Toronto-based AI technology startup Invision AI plans to establish its first overseas office in Taiwan after picking the island for its wealth of camera sensor manufacturers.
The firm’s chief marketing officer Séamus Hatch spoke with Business Next during the 2018 Computex Taipei trade show earlier this month. He had come to the show, Asia’s largest of its type, to display the company’s technologies at the booth curated by Taiwan-based Epoch Foundation’s incubation initiative Garage+ Startup Global Program.
Business Next chose this firm from the triple-digit total that attended Computex on the recommendation of Taipei-based incubator Garage+.
The following Q&A explains what Invision AI plans to do:
A: Invision AI is an AI startup founded in the beginning of last year. Our core technologies in artificial intelligence, machine learning, people recognition, face recognition, object tracking and data analysis have been developed for about six years. One of the main applications we’re looking at right now is video analytics.
We’re developing a system that can be trained in the cloud by ingesting video where objects and activities of interest have been annotated. In the course of last year, we developed relationships with some major companies building out these solutions.
A: The reason we’ve been very interested in coming to Taiwan is that many of the people making the sensors, including the camera sensors, the video sensors, are Taiwanese companies. So, I think our next office outside of Canada is probably going to be in Taiwan. Our whole focus is making millions and millions of devices smart.
We don’t want to just make a few devices smart for a very high price. We realized that if we want to make these millions of devices, we would have to work with Taiwanese companies so that we can design it and manufacture it.

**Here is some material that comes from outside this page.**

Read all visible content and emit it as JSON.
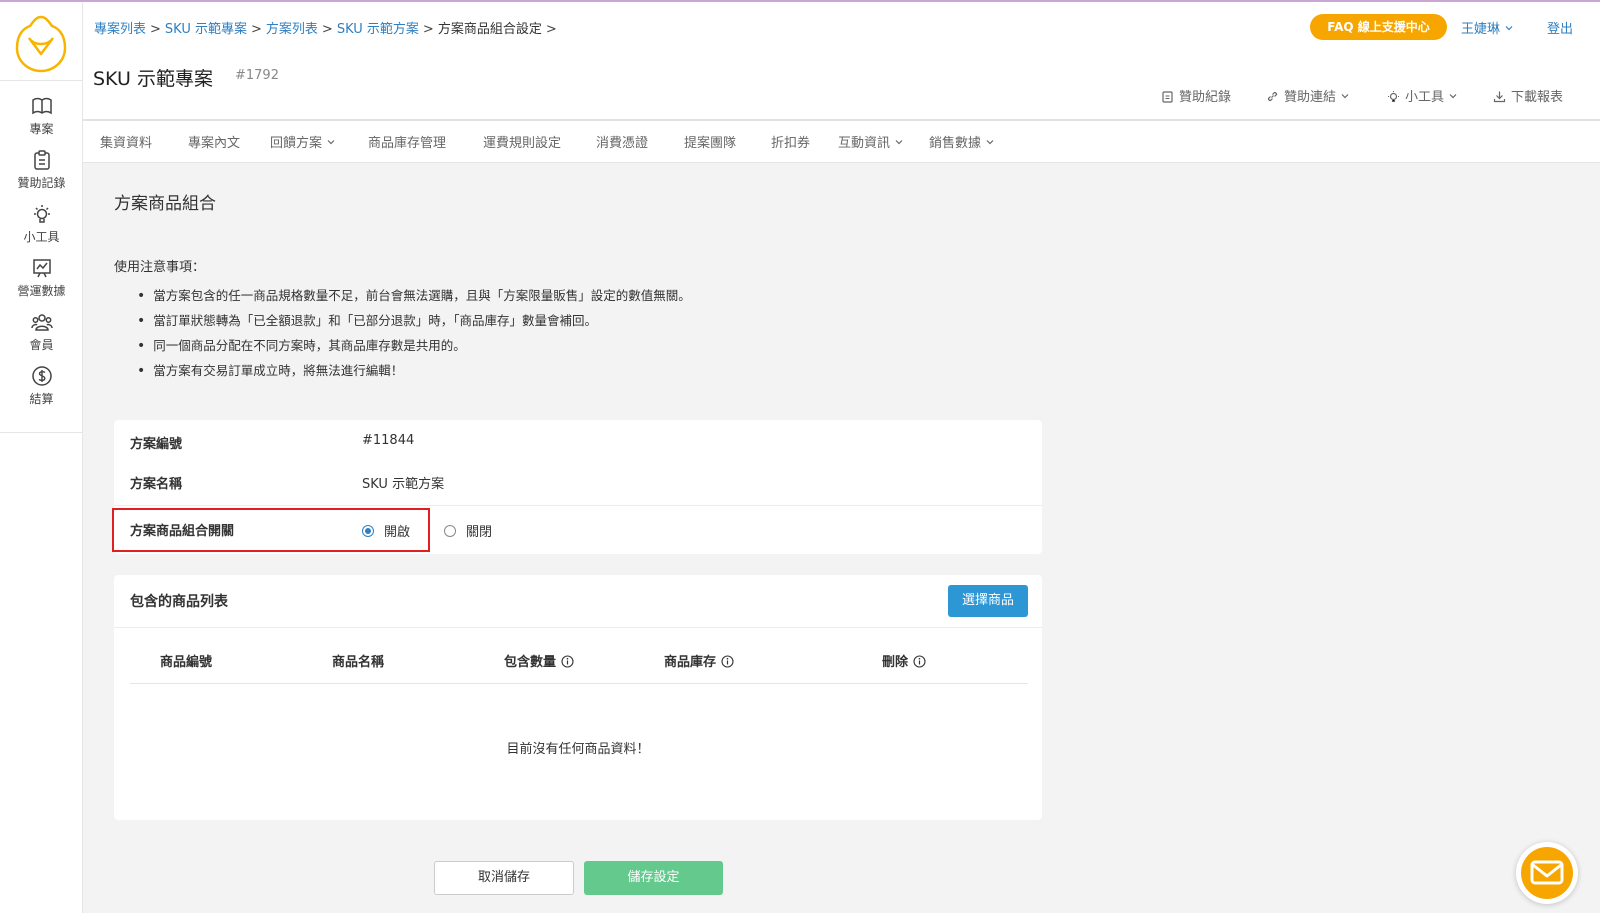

Through the Garage+ Startup Global program, we’ve been introduced to Quanta Computer, (power supply maker) Delta Electronics and many other key players in Taiwan’s ICT industry. The chances are we’re going to be working closely with all of the companies we met as OEM/ODM contractors.
I think if it goes well with the companies that we’re talking with, we’d like to have people in Taipei so that we have support on the ground floor.
A: We raised a small amount of money when we first set the company up. The funds came from big companies in India, which our business contacts introduced to us. We’re waiting now until the end of this trip. We’ve got a number of different projects and now we’re going to look at a much larger funding this year.
A: I’d say we’ve been very lucky with talents. Right now, we have 10 people on the team. We have two groups of people. We have a core group of people who are Ph.D., post-doctorate fellows, artificial intelligence experts who are designing the core algorithms. And then we have another group of people who are embedded programmers, writing C++ embedded real-time applications.
Our access to talents has been very good. I think cities in Canada are becoming a magnet for top international product and engineering talent. Also, (in Canada) we have University of Montréal, University of Toronto, University of Waterloo, and those three universities have very strong computer science departments.
A: Our products are still underdevelopment, so we’ll continue our work in product development. For our technologies in people recognition and face recognition, we want to make those available at a very low cost to the camera manufacturers.
The idea is that they will be able to put it on every device they ship. We’re seeing a lot of potential in Asia. We think there’s a lot of opportunities in mainland China, in terms of video surveillance, securities, and smart cities. And we’re excited that Taiwan is going to be an important business partner to take our business to the next level.